On 5-29 November Oxford Brookes University invited the Project to display all panels stitched in Gaza to celebrate ten years of the Friends of Gaza Scholarships and the annual Gaza Lecture.  From Saturday 27 January to 16 February 2019 Wolfson College University of Oxford held an exhibition of photographed panels and an opening event for invited guests.  On 27 March 2019, at the 10th anniversary dinner of the Lancet-Palestinian Health Alliance in Amman, Shayma Al Waheidi and a Palestinian colleague, gave well received presentations to a mainly Palestinian audience of over 200 people, accompanied by a scrolling presentation of the Tapestry.

There was little fundraising during 2018, but embroidered items (mainly from Sulafa of UNRWA Gaza) were sold privately, and a few donations were received.

 Project UK Project Committee

Members of the current UK Project Committee have agreed that the current administrative committee structure needs to be re-organised to meet the needs of the 2nd Phase of the Project, including enhanced fund raising and publicity.

Judith English wishes to step down as Treasurer and Project Chair but has volunteered to continue as the Project’s principal exhibition organiser as long as a colleague can be found to share this responsibility with her.  Decisions are needed about how to respond to requests for exhibitions, and photographic images of the panels. These have reached us from many parts of the UK, Norway, the Middle East, and New Zealand. Policies and procedures must be developed to deal with these encouraging expressions of interest.

Jan Chalmers has volunteered to continue to administer, manage and oversee the project as a whole, and to act as co-chair with a Palestinian co-chair. Judith’s and Jan’s offers will need to be proposed and seconded at the AGM.

Other members of the current Committee may wish to stand for election for the new committee.

Other developments

Ramy Salem-Deeb and Iain Chalmers are working to ensure that the Project is aware of everyone who has expressed a wish to receive periodic Project updates through Project newsletters.

A PHT promotion Group has been convened, led by Ibrahim Muhtadi, who is currently working in Gaza on the design of merchandise based on Tapestry images.

Jehan Alfarra has created a YouTube channel to show PHT videos, an Instagram account for images and has revived PHT on Facebook.
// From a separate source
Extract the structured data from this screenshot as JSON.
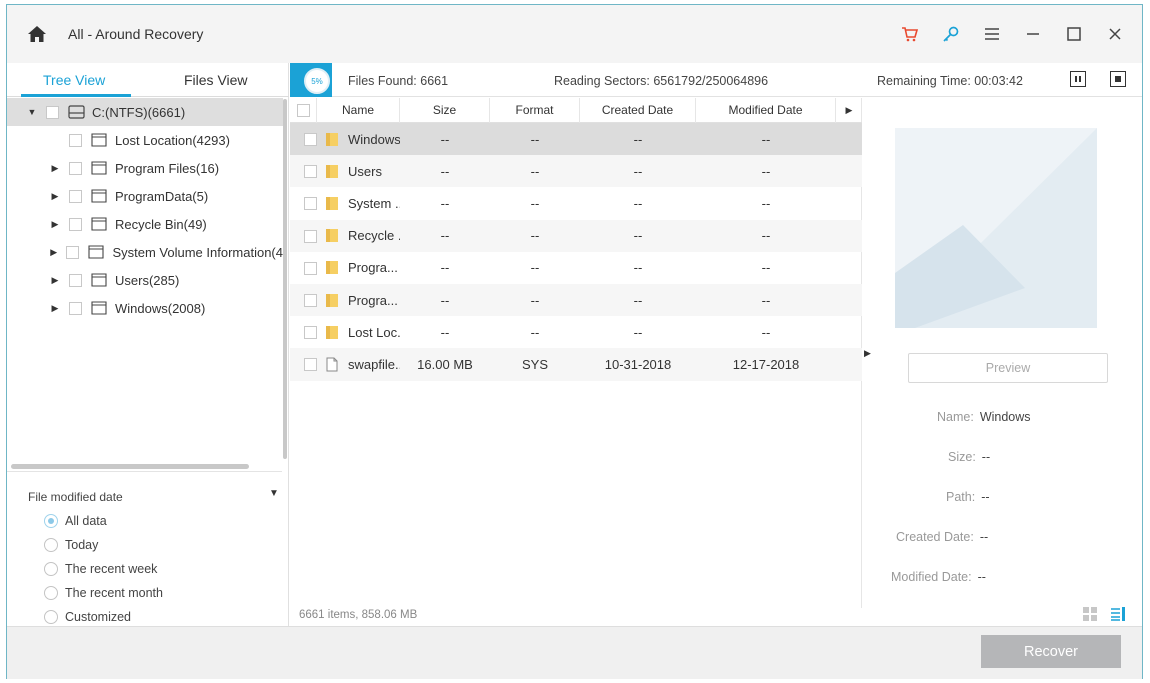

An offer has been made from Eman Abukmail, a Palestinian living in Australia, to coordinate a translation team to prepare for the creation of an Arabic version of the website. Discussions have also begun on how best to move forward with the latter.

Finally, the Project may need to explore the advantages and disadvantages of seeking full charity status, and this will require legal advice or assistance.

In conclusion

Although the lives of the men and women of the five embroidery groups in Gaza, Naqab, West Bank, Lebanon and Jordan continue to be confronted with poverty and the many consequences of conflict of varying degrees, enthusiasm and eagerness to continue with the Tapestry prevails.  Over the past 6 years the Project has thrived as a low budget enterprise, but fund-raising is always needed and donations to pay for embroidery are always welcome.  Sales of hand-embroidered items from Palestine at talks, exhibitions and sales of work have allowed us to pay those who have created the Tapestry.  Our supporters give us encouragement and the means to continue.  The Project is very grateful, and we thank our donors for their generosity, their trust in us, and their belief in the Palestinian History Tapestry Project.